Stakeholders with an interest in restraining certain types of content and conduct seek to co-opt Internet intermediaries as their enforcement agents, using measures such as notice and takedown, network blocking, and other techniques. At the heart of such procedures lie two implicit claims: that the law proscribes certain content or conduct, and that the content or conduct in question does in fact fall within the proscribed category. Both of these claims are in principle capable of refutation: the person responsible for the material or conduct in question may claim either that they are legally entitled to do the thing they are accused of, or that although they wouldnt be entitled to do it, they didnt do it. For example, in a copyright dispute, the publisher may either admit their content is a copy of somebody elses material, but claim legally protected use, or may deny their content is a copy. Internet intermediaries protest that they are unable to evaluate legal defences and factual disputes, leading them to either reject proposals for intervention partnerships with complainant groups (frustrating both those groups and the aspirations of policy-makers to foster non-legislative measures) or assume that all allegations by reputable mass-scale submitters of complaints are well founded (thereby denying one party a fair hearing). Further, the development of intervention procedures through negotiation between Internet intermediaries and regular submitted of complaints lacks structures to support consideration of fundamental rights in general, and the rule of law / due process qualities in adjudication procedures in particular.

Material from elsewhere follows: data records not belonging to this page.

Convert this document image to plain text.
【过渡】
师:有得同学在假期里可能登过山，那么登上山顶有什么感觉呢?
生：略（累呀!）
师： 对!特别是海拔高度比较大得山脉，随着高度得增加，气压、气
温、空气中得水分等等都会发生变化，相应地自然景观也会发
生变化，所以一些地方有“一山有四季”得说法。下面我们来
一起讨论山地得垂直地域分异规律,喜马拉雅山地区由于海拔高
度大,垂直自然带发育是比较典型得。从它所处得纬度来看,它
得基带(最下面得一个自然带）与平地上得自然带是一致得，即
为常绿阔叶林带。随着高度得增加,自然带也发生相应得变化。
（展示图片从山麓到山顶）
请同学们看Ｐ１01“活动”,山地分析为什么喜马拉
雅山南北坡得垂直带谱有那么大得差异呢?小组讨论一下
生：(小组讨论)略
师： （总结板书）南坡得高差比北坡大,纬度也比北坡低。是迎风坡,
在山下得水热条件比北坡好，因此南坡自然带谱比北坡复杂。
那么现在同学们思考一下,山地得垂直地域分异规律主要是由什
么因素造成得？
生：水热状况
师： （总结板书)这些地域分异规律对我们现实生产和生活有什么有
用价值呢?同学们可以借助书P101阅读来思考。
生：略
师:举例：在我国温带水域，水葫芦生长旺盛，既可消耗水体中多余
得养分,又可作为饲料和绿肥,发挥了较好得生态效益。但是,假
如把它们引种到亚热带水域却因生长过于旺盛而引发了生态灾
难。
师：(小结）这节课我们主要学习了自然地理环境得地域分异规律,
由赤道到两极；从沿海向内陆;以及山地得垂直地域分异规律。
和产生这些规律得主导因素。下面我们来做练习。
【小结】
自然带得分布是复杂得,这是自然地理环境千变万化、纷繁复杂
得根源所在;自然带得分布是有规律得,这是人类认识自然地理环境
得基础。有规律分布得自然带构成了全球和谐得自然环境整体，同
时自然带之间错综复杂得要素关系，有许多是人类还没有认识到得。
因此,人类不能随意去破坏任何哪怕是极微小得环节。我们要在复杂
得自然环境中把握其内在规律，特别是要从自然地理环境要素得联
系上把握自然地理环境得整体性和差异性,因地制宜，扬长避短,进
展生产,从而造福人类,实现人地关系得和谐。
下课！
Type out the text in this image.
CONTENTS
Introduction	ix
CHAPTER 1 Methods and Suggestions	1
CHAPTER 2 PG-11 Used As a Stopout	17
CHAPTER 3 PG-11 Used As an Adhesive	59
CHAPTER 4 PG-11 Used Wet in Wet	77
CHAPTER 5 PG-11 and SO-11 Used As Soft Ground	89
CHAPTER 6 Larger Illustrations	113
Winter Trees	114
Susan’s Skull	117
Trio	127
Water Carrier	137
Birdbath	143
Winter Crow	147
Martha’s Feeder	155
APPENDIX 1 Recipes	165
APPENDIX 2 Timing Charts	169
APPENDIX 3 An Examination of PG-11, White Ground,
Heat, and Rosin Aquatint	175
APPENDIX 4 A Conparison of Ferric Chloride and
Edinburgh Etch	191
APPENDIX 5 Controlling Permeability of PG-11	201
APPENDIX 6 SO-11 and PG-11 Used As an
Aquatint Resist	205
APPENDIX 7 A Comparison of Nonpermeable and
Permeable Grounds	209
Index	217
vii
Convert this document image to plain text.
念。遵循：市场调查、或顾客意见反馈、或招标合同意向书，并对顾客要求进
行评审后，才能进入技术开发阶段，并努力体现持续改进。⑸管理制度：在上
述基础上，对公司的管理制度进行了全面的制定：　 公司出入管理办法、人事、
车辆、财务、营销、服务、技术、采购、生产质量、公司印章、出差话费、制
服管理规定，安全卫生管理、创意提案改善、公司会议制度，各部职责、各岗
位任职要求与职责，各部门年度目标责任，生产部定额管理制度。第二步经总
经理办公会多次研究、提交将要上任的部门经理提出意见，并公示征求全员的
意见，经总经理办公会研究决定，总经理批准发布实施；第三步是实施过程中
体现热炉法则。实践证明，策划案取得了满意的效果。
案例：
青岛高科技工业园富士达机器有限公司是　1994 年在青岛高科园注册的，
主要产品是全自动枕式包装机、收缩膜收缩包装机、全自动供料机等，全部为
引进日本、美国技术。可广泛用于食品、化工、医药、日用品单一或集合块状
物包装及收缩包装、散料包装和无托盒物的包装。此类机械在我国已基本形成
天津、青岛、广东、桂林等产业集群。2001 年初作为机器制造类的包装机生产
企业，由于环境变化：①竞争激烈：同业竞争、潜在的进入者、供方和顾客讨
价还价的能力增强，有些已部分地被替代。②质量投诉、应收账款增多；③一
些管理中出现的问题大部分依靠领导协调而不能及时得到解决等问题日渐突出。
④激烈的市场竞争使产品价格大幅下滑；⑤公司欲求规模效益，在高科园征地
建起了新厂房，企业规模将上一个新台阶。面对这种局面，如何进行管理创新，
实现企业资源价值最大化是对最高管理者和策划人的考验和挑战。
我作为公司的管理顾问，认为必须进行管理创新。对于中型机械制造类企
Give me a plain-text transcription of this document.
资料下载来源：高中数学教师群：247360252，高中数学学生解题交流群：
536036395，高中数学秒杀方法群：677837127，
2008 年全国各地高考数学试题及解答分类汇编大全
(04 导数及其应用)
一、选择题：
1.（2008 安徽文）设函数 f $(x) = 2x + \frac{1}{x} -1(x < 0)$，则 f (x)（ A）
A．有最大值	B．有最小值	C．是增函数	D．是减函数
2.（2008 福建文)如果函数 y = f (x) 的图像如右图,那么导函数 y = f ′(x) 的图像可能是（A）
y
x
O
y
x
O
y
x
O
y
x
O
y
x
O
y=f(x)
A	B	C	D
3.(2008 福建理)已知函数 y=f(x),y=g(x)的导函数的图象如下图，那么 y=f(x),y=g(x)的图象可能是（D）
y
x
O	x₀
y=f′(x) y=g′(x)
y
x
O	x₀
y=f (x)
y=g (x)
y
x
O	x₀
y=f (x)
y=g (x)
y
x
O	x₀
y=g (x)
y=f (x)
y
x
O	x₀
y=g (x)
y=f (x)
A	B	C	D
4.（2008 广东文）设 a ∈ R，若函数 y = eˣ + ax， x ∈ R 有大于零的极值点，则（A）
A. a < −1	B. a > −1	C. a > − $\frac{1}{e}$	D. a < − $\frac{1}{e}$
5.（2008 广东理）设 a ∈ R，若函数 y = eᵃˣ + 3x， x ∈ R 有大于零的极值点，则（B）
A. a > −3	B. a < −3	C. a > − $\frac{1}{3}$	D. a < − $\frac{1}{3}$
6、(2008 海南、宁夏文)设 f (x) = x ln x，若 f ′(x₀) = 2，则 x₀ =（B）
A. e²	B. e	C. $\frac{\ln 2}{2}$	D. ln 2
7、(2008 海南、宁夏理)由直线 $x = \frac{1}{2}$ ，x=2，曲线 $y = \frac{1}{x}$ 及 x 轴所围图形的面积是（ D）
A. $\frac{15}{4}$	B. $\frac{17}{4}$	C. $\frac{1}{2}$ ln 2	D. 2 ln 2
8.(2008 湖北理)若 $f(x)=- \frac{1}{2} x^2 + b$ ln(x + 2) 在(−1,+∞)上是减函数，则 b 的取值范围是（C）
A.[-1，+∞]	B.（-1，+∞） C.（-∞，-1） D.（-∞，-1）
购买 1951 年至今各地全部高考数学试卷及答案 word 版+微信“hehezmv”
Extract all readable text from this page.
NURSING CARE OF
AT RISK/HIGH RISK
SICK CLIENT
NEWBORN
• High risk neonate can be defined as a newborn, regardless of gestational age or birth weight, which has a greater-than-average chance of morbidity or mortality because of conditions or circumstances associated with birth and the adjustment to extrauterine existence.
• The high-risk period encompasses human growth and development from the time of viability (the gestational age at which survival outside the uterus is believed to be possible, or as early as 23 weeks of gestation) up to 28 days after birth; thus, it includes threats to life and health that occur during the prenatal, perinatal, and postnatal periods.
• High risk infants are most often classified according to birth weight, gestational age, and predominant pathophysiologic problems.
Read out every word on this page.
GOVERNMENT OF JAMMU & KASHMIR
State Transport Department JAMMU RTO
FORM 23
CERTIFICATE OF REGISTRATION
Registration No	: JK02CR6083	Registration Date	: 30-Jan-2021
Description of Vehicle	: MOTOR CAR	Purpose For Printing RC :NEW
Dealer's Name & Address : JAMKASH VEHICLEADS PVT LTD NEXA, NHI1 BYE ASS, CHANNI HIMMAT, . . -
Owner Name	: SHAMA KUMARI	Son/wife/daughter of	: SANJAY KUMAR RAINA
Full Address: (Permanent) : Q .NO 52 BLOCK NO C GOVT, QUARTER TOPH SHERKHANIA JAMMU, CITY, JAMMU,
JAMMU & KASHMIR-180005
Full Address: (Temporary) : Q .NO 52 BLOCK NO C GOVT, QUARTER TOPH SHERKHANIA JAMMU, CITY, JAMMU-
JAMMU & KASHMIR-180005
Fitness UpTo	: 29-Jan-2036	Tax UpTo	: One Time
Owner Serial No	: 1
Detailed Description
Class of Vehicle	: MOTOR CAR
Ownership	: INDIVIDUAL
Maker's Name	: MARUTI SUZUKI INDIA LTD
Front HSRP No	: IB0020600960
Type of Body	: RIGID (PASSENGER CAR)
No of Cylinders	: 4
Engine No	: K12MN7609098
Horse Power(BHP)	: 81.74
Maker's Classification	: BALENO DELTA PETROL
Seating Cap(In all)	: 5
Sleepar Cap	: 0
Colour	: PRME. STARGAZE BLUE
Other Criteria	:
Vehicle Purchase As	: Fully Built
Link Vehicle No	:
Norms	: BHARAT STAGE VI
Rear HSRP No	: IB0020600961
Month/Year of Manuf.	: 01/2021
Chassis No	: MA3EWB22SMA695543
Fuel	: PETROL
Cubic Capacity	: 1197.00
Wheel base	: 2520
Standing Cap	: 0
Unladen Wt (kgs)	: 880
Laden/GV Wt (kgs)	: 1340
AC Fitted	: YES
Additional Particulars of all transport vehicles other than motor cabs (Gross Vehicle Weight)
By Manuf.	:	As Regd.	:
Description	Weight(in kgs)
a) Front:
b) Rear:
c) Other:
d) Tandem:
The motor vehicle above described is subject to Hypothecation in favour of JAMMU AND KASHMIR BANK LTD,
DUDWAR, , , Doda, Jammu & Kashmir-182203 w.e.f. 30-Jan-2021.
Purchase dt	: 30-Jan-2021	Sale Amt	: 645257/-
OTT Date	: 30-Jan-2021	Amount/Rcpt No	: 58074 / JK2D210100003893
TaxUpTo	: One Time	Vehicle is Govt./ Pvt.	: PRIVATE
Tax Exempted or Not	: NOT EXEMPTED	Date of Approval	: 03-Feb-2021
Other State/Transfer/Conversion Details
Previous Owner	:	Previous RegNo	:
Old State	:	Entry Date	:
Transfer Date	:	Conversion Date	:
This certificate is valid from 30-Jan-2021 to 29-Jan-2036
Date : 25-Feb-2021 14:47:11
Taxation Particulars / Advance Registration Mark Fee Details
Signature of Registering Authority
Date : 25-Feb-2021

Structures may not be present to provide systematic assurance that such extra-judicial measures meet essential minimum requirements for transparency, independence, consistency, non-discrimination and other necessary standards. Together, these shortcomings lead to charges of systematic bias in extra-judicial processes for intervention against Internet misuse by Internet intermediaries. This workshop will ask participants to describe what criteria they consider constitute adequate mechanisms for adjudication of disputes and complaints, whether there can be public confidence in processes developed with the input of stakeholders that are themselves one of the parties to complaints, and what structures they recommend be adopted in the design of complaint resolution procedures to respect the legitimate interests of all parties
Agenda of the workshop
- Introductory round
- When is the delegation of enforcement powers to intermediaries suitable/possible?
- Have intermediaries a role in evaluating legal defenses or factual disputes?
- Current procedures for notifying and acting on illegal content hosted by online intermediaries
- To what extent the rule of law and due process help in adjudication procedures?
- What is the impact on Internet users' rights?
- Public confidence: how to avoid losing it?